Я лихорадочно искал единственно правильный выход. Когда времени у меня почти уже не осталось, я вспомнил, как однажды в минометной роте, куда я ежедневно наведывался как связист штаба батальона, меня спросили о моей национальности. Я предложил им самим угадать. Никто не угадал, но среди прочих было произнесено слово «цыган». За это слово я и ухватился, как за соломинку, когда операция подошла к концу и нас осталось только два человека. Иссяк и список национальностей в руках у переводчика, который немедленно обратился к стоящему рядом со мной смуглому человеку с грустными на выкате глазами и огромным носом:
— А ты какой национальности?
— Юда! — нетерпеливо выкрикнул кто‑то из любителей пошутить.
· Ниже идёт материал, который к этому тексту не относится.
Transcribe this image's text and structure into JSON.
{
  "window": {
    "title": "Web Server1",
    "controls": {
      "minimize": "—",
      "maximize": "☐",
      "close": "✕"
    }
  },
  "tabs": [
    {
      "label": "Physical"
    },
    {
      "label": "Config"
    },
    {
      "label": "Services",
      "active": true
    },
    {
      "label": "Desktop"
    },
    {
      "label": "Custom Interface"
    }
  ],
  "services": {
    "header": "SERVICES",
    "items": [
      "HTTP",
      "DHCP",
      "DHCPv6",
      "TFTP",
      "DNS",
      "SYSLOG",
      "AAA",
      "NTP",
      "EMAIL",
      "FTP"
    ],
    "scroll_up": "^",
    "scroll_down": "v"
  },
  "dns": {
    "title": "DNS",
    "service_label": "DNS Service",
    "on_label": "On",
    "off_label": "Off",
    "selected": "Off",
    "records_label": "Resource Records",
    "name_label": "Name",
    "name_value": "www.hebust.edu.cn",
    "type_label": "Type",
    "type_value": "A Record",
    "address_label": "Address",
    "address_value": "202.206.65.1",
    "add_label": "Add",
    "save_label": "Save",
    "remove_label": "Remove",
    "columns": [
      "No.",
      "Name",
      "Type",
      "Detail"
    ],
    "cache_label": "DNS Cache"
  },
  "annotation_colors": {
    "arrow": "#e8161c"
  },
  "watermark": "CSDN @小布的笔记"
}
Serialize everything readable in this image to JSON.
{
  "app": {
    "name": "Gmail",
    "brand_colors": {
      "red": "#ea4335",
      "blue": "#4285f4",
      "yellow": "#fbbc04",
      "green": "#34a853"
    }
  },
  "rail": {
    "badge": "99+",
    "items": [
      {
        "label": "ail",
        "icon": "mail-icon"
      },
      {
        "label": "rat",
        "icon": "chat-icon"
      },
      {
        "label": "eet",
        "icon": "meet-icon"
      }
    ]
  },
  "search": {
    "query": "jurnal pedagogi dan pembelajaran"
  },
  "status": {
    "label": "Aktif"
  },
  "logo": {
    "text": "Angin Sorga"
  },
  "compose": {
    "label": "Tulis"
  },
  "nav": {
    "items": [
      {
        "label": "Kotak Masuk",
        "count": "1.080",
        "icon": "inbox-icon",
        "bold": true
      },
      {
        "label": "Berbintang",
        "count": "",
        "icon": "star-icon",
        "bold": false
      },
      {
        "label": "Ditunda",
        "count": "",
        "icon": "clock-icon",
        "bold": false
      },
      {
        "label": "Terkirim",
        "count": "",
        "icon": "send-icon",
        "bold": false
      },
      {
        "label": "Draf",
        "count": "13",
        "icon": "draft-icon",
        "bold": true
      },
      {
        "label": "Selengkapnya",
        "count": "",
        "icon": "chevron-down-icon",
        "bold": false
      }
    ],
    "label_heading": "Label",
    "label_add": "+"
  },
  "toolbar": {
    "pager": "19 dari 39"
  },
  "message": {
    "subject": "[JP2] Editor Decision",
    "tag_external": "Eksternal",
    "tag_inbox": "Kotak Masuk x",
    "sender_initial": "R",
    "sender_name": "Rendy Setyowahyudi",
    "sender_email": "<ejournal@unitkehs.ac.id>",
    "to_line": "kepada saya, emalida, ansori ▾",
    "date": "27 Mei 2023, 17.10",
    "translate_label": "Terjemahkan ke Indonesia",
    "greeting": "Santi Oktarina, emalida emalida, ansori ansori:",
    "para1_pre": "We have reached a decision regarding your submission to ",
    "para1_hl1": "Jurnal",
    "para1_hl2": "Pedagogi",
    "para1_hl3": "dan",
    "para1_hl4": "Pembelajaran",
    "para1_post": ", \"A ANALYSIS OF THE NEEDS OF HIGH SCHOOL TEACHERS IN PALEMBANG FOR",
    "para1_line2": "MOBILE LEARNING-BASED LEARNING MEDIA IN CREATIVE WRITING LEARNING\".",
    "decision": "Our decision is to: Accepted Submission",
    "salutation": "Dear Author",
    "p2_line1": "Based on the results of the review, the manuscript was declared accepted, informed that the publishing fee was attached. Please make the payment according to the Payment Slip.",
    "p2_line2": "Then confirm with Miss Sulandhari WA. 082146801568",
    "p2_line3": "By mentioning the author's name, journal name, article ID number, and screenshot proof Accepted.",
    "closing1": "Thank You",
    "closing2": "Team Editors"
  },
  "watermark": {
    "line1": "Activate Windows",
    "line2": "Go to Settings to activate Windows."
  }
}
Кто‑то засмеялся, послышались еще голоса: “Юда! Юда!”, но тут же все смолкло, потому что крикуны получили палкой по голове за нарушение порядка. В наступившей мертвой тишине прозвучал тихий ответ:
— Ми — мариупольски грэк.
Последовал короткий взрыв смеха.
Не дожидаясь приглашения, я сказал, что моя мать украинка, а отец — цыган. И тотчас последовал ответ немца, выслушавшего переводчика:
— Нах дер мутер! Украйнер!
— Украинец! — перевел переводчик.
Приговор был окончательным, и я был определен в ряды украинцев. Теперь любой, кому пришла бы в голову фантазия что‑либо возразить по этому поводу, рисковал схлопотать палкой по голове. Немцы возражений не терпели» .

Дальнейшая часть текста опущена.